Blog

Pickpockets and crypto jackers

While in the physical world the pickpockets illegally access the victims’ wallets to steal money, similarly in the digital world the crypto jackers illegally access the victims’ computer to access their crypto wallets and mine their crypto currency. These new types of attacks were firstly recorded in 2017.

Crypto jackers steal cryptocurrency using many different tricks, for example by hiding an illegal piece of code (crypto mining) in an e-mail or a website or an online ad and when the victim clicks from his device on the link it loads the crypto mining code which can go undetected for a long time while the crypto jacker abuses the system resources (e.g., local CPU) to mine cryptocurrency (cryptocurrency mining). The victim might not notice anything out of the ordinary, at the most he/she may notice is shortened battery life in his device, or an unusual increase in the temperature of the device.

Going back to 2011 crypto mining started as an innocent revolutionary service, providing an alternative revenue stream for the website owners and publishers; using JavaScript code where they could sign up and embed scripts on their websites enabling visitors to mine Bitcoins for them. Crypto mining was viewed as a potentially new web monetization scheme. In the traditional case of advertising, the costs for the user are associated with the network bandwidth and the privacy implications of targeted advertising while the cost of crypto mining is associated with higher energy consumption (e.g., battery drainage, overheating, etc.).

The increased growth of crypto mining did not create opportunities only for benign publishers, but for the cyber-attackers as well, especially by 2017 where we had a big variety of cryptocurrencies and a plethora of mining mechanisms.

The questions that arise are: What is the actual cost of the user when he/she visits a miner-supported website? What is the profitability for a publisher or a crypto jacker? Can crypto mining become an alternative to ads as a more profitable web monetization scheme for benign publishers?

In the REACT project and the paper “Truth in Web Mining: Measuring the Profitability and the Imposed Overheads of Crypto jacking” by P. Papadopoulos, P. Ilia and E. Markatos the conclusions were that:

  • Crypto mining alone is not profitable it becomes profitable only if it is combined with ads, by utilizing ads to generate a basic revenue and move to crypto mining when their websites become idle.
  • Time was found to be a very important factor since the more the embedded miner works in the background, the more profitable it becomes for the publisher or the crypto jacker.
  • The more websites rely on web-crypto-mining for funding, the less revenues will be generated for their publishers.

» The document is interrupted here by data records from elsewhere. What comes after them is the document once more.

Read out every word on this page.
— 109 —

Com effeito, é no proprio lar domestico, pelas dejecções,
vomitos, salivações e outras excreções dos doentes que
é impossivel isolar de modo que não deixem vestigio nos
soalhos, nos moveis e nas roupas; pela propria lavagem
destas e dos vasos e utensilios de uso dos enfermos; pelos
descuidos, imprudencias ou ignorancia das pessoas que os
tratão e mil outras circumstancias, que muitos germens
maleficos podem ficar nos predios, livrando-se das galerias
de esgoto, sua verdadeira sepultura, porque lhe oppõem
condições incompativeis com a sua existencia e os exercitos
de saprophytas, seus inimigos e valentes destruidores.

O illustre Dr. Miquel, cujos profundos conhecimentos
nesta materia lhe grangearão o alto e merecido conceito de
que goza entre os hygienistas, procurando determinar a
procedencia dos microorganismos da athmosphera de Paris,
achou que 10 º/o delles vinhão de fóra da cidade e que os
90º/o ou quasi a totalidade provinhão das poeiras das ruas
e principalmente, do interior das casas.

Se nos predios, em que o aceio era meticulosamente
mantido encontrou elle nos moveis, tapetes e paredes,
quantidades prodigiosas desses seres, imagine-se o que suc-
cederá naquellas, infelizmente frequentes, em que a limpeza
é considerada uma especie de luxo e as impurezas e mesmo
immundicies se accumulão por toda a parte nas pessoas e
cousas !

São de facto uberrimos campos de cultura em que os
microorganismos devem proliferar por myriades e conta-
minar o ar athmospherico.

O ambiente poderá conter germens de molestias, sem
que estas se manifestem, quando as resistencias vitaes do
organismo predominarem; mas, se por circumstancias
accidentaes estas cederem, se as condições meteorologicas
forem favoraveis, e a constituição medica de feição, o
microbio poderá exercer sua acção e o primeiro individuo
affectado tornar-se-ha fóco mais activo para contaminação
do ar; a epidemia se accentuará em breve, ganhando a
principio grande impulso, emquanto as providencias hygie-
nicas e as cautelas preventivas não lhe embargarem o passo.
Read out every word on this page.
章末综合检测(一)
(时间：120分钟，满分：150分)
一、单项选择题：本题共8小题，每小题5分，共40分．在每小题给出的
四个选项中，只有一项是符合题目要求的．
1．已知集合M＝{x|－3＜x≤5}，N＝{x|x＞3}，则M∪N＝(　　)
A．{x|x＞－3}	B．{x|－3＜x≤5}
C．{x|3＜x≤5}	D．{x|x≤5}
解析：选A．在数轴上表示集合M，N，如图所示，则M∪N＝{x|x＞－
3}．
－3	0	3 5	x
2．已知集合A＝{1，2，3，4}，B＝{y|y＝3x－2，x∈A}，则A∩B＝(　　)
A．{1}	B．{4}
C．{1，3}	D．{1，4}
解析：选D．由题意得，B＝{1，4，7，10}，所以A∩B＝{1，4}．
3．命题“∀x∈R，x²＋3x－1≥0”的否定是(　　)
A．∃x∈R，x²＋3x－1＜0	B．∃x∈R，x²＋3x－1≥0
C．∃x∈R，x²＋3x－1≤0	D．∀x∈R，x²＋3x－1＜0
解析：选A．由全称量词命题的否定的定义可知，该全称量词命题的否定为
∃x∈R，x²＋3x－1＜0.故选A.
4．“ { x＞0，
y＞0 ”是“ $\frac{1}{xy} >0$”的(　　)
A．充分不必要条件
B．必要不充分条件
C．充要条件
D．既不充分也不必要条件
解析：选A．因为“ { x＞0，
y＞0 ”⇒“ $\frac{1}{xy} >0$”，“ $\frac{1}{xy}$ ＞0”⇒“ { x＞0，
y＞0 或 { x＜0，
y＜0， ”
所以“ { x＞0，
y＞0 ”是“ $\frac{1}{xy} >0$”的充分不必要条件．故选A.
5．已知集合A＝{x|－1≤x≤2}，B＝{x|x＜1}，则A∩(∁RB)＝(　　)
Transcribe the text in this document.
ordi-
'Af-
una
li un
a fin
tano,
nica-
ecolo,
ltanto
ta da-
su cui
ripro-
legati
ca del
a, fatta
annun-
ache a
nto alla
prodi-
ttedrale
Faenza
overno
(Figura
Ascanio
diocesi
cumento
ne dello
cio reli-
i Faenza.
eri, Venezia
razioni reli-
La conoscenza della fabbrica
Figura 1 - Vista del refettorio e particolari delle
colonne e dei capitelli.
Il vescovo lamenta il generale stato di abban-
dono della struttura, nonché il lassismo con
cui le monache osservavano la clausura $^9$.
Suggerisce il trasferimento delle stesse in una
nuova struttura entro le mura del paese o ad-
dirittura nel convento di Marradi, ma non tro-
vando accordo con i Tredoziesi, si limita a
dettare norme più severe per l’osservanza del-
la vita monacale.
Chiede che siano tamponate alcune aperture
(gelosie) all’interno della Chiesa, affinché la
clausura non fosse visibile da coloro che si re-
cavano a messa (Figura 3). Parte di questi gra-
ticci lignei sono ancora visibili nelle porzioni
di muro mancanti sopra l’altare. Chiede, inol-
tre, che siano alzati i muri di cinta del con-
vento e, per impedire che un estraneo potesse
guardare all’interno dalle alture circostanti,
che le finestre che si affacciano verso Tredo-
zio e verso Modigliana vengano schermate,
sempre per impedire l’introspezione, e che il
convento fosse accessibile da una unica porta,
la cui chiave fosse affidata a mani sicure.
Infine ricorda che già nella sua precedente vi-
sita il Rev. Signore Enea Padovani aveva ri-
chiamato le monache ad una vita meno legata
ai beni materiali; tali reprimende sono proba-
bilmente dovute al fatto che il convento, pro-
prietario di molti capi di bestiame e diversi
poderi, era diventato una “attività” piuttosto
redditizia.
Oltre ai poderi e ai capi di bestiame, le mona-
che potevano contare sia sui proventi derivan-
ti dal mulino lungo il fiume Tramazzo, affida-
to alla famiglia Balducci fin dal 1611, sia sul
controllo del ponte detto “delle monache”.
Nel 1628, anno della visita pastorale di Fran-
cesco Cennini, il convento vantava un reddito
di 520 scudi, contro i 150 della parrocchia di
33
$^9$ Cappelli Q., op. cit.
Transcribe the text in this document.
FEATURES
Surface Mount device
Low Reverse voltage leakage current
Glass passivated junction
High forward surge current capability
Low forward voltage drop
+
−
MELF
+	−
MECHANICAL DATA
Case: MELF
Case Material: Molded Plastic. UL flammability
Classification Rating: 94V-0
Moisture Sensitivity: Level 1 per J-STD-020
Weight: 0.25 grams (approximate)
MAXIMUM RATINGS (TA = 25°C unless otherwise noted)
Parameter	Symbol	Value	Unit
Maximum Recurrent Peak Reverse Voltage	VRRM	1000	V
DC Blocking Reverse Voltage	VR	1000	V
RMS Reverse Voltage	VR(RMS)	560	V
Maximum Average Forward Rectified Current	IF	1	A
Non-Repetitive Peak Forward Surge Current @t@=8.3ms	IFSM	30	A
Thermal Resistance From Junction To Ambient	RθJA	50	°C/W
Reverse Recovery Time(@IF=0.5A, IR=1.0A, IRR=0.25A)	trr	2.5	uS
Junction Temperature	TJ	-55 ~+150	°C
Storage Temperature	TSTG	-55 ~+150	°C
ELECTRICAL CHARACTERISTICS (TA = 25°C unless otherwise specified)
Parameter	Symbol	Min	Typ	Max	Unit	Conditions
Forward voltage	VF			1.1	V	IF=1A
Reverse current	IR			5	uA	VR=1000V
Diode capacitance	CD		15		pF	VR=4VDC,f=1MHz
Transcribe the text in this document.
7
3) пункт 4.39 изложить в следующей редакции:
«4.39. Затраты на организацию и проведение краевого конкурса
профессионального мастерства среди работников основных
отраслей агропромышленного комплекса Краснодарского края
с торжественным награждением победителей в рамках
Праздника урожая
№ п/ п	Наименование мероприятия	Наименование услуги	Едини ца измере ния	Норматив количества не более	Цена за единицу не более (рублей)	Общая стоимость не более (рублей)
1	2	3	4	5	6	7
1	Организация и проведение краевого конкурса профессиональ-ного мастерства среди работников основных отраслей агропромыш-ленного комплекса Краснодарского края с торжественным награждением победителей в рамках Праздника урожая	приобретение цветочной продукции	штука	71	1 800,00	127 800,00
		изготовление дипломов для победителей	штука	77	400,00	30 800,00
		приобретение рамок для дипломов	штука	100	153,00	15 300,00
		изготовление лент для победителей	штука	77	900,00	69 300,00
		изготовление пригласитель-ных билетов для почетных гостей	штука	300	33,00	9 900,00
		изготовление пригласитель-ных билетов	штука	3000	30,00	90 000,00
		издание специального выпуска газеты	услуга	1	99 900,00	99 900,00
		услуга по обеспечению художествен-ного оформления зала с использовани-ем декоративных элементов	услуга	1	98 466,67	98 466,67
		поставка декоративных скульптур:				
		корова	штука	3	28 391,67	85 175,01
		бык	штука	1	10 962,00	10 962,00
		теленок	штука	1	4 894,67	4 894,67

The cost of the user when they visit a miner-supported website is estimated by:

  • increased memory and energy (require 1.7x more space in real memory and consume 2.08x more energy than the ad supported websites);
  • burden with monetization cost (53% less than the revenue of the publisher);
  • increased thermal radiation while visiting each miner-supported website which may cause physical damage to the users’ device by thermal expansion;
  • heavy utilization of the user’s CPU that can affect the overall user’s experience not only in the visited website but in parallel processes and browser tabs.

To stay protected some hands-on tips are: Train Your IT Team; Educate Your Employees; Use Anti-Cryptomining Extensions; Use Ad-Blockers and Disable JavaScript.

In nowadays threat landscape that’s constantly shaping, staying safe from the most recent menaces like crypto jacking is of significant importance. Organizations and individuals need to stay alert and protected against malicious acts from crypto jackers!